At 80, Sophia Loren still steals the spotlight.
“She still knows how to stun on the red carpet. The Italian beauty wore a chic red pantsuit as she accompanied her director son Edoardo Ponti to a screening of his new film ‘Human Voice,’” the Daily Telegraph reported from the Tribeca Film Festival earlier this year. The film, which features Loren, is part of San Francisco Film Society's New Italian Cinema program, opening today with “An Evening with Edoardo Ponti” in which Ponti will introduce his short films “Human Voice” and “The Nightshift Belongs to the Stars” (featuring Julian Sands, Nastassja Kinski and Enrico Lo Verso). Sadly, Loren is not expected.
Calling Ponti’s appearance “a unique opportunity to hear him speak about his vision,” film society programmer Rod Armstrong says Ponti catalogs “a remarkable range of life” in his films, from “the first-person intimacy of 'Human Voice' to the broader presentation of human experience in 'The Nightshift Belongs to the Stars.’”
“Human Voice,” based on Jean Cocteau's one-woman play “La Voix humaine” (also the source for Poulenc's opera of the same name), depicts an elderly woman's desperate phone call, trying to win her lover back from another woman.

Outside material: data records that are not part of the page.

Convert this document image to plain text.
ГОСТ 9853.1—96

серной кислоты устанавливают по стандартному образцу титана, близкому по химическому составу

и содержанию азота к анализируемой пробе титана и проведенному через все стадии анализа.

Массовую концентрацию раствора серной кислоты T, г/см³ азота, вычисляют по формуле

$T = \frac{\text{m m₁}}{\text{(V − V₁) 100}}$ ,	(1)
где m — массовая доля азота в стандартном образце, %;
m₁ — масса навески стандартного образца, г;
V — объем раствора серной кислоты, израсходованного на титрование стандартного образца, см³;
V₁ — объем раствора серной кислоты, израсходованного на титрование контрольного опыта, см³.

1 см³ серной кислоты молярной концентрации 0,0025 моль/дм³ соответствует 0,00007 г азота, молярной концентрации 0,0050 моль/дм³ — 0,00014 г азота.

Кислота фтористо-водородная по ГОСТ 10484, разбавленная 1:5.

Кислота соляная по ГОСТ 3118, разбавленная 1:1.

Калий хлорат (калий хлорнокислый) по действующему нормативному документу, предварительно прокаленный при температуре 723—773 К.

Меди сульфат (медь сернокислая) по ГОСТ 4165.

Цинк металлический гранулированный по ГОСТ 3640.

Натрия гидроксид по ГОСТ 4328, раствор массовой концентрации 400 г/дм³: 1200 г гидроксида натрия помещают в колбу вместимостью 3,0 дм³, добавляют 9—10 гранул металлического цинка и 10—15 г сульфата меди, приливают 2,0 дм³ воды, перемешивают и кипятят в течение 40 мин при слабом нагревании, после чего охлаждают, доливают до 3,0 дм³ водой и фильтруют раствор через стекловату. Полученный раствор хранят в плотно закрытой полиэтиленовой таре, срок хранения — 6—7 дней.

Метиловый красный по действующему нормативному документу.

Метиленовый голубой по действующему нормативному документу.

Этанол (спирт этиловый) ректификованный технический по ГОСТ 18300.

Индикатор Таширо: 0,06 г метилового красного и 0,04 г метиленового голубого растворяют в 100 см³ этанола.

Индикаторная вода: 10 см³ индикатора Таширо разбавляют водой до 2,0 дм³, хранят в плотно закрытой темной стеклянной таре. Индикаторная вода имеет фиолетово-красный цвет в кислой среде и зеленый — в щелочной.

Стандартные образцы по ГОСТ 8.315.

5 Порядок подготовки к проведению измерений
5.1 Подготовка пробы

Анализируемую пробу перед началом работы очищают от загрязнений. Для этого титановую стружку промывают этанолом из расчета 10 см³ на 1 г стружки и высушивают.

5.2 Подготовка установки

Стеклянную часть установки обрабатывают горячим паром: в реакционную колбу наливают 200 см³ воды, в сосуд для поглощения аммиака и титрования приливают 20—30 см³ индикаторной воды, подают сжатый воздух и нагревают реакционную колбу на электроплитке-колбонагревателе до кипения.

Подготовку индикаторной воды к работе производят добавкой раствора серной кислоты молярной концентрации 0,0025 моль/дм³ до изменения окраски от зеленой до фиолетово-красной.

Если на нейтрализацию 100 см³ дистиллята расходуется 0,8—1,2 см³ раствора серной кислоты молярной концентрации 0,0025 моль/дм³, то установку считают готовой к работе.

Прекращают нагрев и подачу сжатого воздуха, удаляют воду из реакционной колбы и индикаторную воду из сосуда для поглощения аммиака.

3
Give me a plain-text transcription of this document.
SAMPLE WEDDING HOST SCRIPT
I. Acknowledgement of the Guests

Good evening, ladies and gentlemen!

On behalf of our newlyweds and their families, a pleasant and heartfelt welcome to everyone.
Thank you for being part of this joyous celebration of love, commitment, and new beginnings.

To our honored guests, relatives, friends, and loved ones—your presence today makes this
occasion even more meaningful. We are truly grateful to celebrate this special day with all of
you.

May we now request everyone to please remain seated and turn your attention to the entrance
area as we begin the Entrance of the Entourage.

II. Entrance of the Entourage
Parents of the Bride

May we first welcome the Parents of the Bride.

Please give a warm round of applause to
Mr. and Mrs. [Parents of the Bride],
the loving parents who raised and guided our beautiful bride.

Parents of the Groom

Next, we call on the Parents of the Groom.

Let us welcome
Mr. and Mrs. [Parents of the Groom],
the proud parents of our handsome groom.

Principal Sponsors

“My mother has never used the Stanislavski technique,” Ponti said in a New Yorker interview. “What Neapolitans do is they tap into the collective unconscious. It’s very personal, it’s very detailed, and it’s very universal. I think that’s why people relate to Sophia Loren.”
IF YOU GO
New Italian Cinema
Presented by San Francisco Film Society
Where: Vogue Theatre, 3290 Sacramento St., S.F.
When: Nov. 19-23
Tickets: $10 to $14
Contact: (415) 561-5000, www.sffs.org
Note: “An Evening with Edoardo Ponti” begins at 6:30 p.m. Nov. 19.